By Becky Sindelar
March 2, 2017 — Today, four members of the Jesuit network gave voice to the voiceless at a Capitol Hill briefing on criminal justice, environmental justice, immigration, and poverty. The panel of experts shared their views on policy challenges and opportunities for the 115th Congress, 12 percent of whose members are Jesuit educated.
Hosted by the Jesuit Conference and the Ignatian Solidarity Network, the briefing framed policy priorities in light of Catholic and Jesuit principles, grounded in the lived experiences of the people served by Jesuits and their lay colleagues.
Father Timothy Kesicki, SJ, president of the Jesuit Conference of Canada and the United States, welcomed those gathered and explained the reason for the briefing: Pope Francis had asked Jesuits to try to advance dialogue in politics.
Fr. Kesicki, president of the Jesuit Conference of Canada and the United States, welcomed those gathered at the briefing.
“As a Jesuit priest, I am political, but not partisan; that goes all the way back to our founder St. Ignatius Loyola, who banned political conversations at the dinner table,” Fr. Kesicki said. “We don’t come here to advocate a partisan platform, rather policies central to who we are.”
Tashina Rama, executive director of advancement at the Jesuits’ Red Cloud Indian School on the Pine Ridge Reservation in South Dakota, spoke about the protests against the Dakota Access Pipeline, which would cross under the Missouri River north of the Standing Rock Sioux Reservation.
“This fight is about being heard; it is about the right to be consulted as native peoples about land development decisions that affect our ancestral lands and peoples.”
Rama concluded by urging members of Congress to call on the Trump Administration to reverse the decision to proceed with the construction of the pipeline.
Father Timothy McCabe, SJ, executive director of the Pope Francis Center in Detroit, a full-service day shelter for homeless men and women, spoke about his work with homeless people. He said one of the most challenging issues faced by the homeless is felony convictions on their records, which can be a “sentence to the streets.” No one is going to rent to you, and no one is going to give you a job, he said. Because of this, he said, the “Ban the Box” movement, aimed at persuading employers to remove check boxes asking if applicants have a criminal record on job applications, is important.
Mayra Martinez and Fr. Timothy McCabe, SJ
Loyola University Chicago student Mayra Martinez discussed her advocacy for undocumented students. She came to the United States with her undocumented mother at five months old and endured hardships growing up in an immigrant family.

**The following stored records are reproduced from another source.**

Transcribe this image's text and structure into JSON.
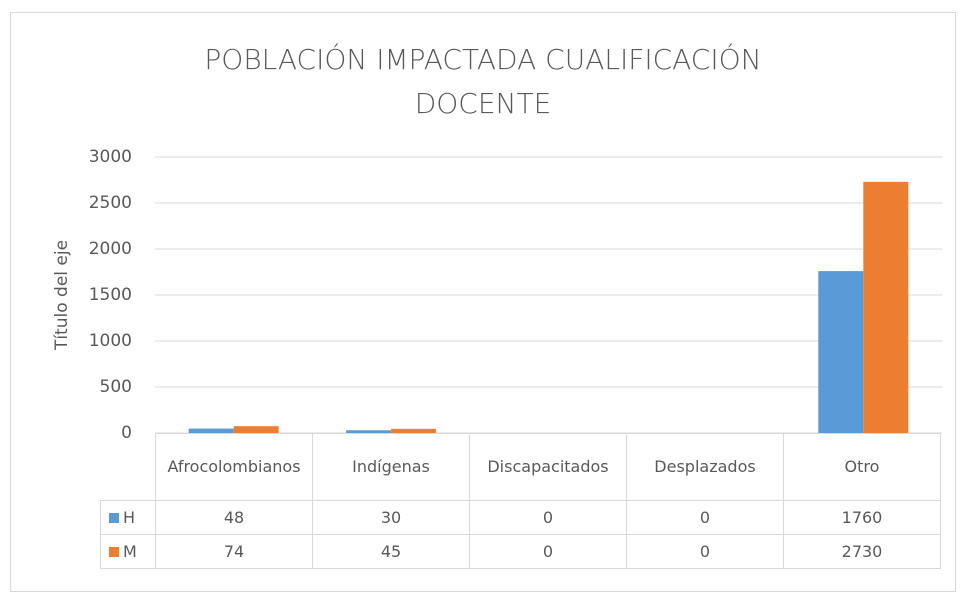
{
  "chart_data": {
    "type": "bar",
    "title": "POBLACIÓN IMPACTADA CUALIFICACIÓN DOCENTE",
    "y_label": "Título del eje",
    "categories": [
      "Afrocolombianos",
      "Indígenas",
      "Discapacitados",
      "Desplazados",
      "Otro"
    ],
    "series": [
      {
        "name": "H",
        "color": "#5b9bd5",
        "values": [
          48,
          30,
          0,
          0,
          1760
        ]
      },
      {
        "name": "M",
        "color": "#ed7d31",
        "values": [
          74,
          45,
          0,
          0,
          2730
        ]
      }
    ],
    "ylim": [
      0,
      3000
    ],
    "yticks": [
      0,
      500,
      1000,
      1500,
      2000,
      2500,
      3000
    ],
    "grid": true
  }
}
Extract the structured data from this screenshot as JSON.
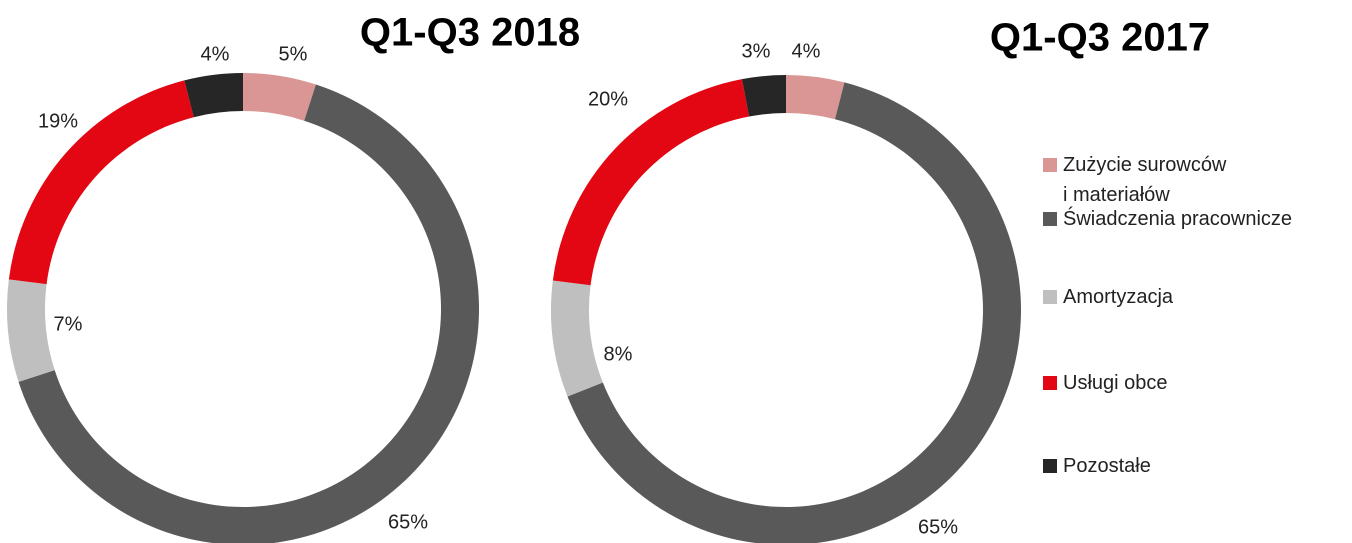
{
  "chart_data": [
    {
      "type": "donut",
      "title": "Q1-Q3 2018",
      "categories": [
        "Zużycie surowców i materiałów",
        "Świadczenia pracownicze",
        "Amortyzacja",
        "Usługi obce",
        "Pozostałe"
      ],
      "values": [
        5,
        65,
        7,
        19,
        4
      ],
      "value_labels": [
        "5%",
        "65%",
        "7%",
        "19%",
        "4%"
      ],
      "colors": [
        "#d99694",
        "#595959",
        "#bfbfbf",
        "#e30613",
        "#262626"
      ]
    },
    {
      "type": "donut",
      "title": "Q1-Q3 2017",
      "categories": [
        "Zużycie surowców i materiałów",
        "Świadczenia pracownicze",
        "Amortyzacja",
        "Usługi obce",
        "Pozostałe"
      ],
      "values": [
        4,
        65,
        8,
        20,
        3
      ],
      "value_labels": [
        "4%",
        "65%",
        "8%",
        "20%",
        "3%"
      ],
      "colors": [
        "#d99694",
        "#595959",
        "#bfbfbf",
        "#e30613",
        "#262626"
      ]
    }
  ]
}
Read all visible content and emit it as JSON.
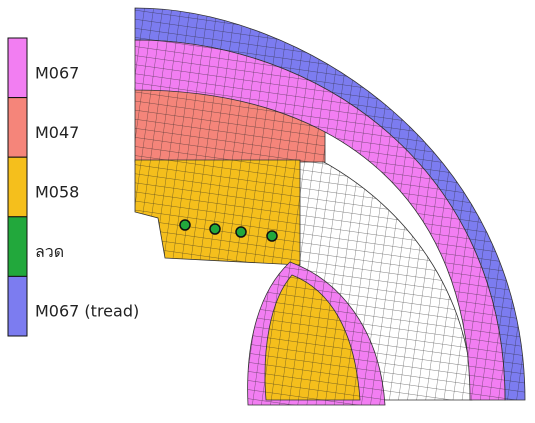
{
  "legend": {
    "items": [
      {
        "label": "M067",
        "color": "#f27ef2"
      },
      {
        "label": "M047",
        "color": "#f5857a"
      },
      {
        "label": "M058",
        "color": "#f5bf1c"
      },
      {
        "label": "ลวด",
        "color": "#22a83c"
      },
      {
        "label": "M067 (tread)",
        "color": "#7c7cf0"
      }
    ]
  }
}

“Determination and hope is what keeps us going. We take any job offer we can, as long as we can bring food to the table. … We keep going. We cannot rest until our families are no longer separated … until we obtain immigration reform that is just for everybody, regardless of where we come from.
“We ask you to work with us to develop humane and compassionate immigration policies that will keep our families together and ensure that all members of our community feel safe,” Martinez said.
Jose Osuna, director of external affairs for Homeboy Industries in Los Angeles, the nation’s largest gang rehabilitation and intervention center, rounded out the panel.
Osuna shared his own story of growing up in Long Beach, Calif., where he joined a gang at 9 years old. “It wasn’t that I wanted to be a criminal, I just wanted to be with my friends.”
Jose Osuna speaks at the briefing.
After serving 13 years in prison and losing a son to gang violence, he turned to Homeboy Industries and started as a trainee.
“I can’t do it alone … and the men and women leaving prison today can’t do it alone,” said Osuna. “Now is not the time to scale back on support services for those that are incarcerated and are coming home. Now is not the time to pull back on resources that will address the real issues that cause violence in inner cities.”
Representative Jim McGovern (D-MA) was in attendance and briefly addressed the audience. “Faith and religion is more than ritual, it’s about action. What I appreciate about the Jesuit vision is the total, absolute commitment to social justice."
Rep. Jim McGovern
“We need more people to tell stories like the ones we just heard on all these different issues,” said Rep. McGovern. “We need to put a human face on these issues … statistics and data aren’t enough. That’s why it’s important for individuals to come here and tell real stories.”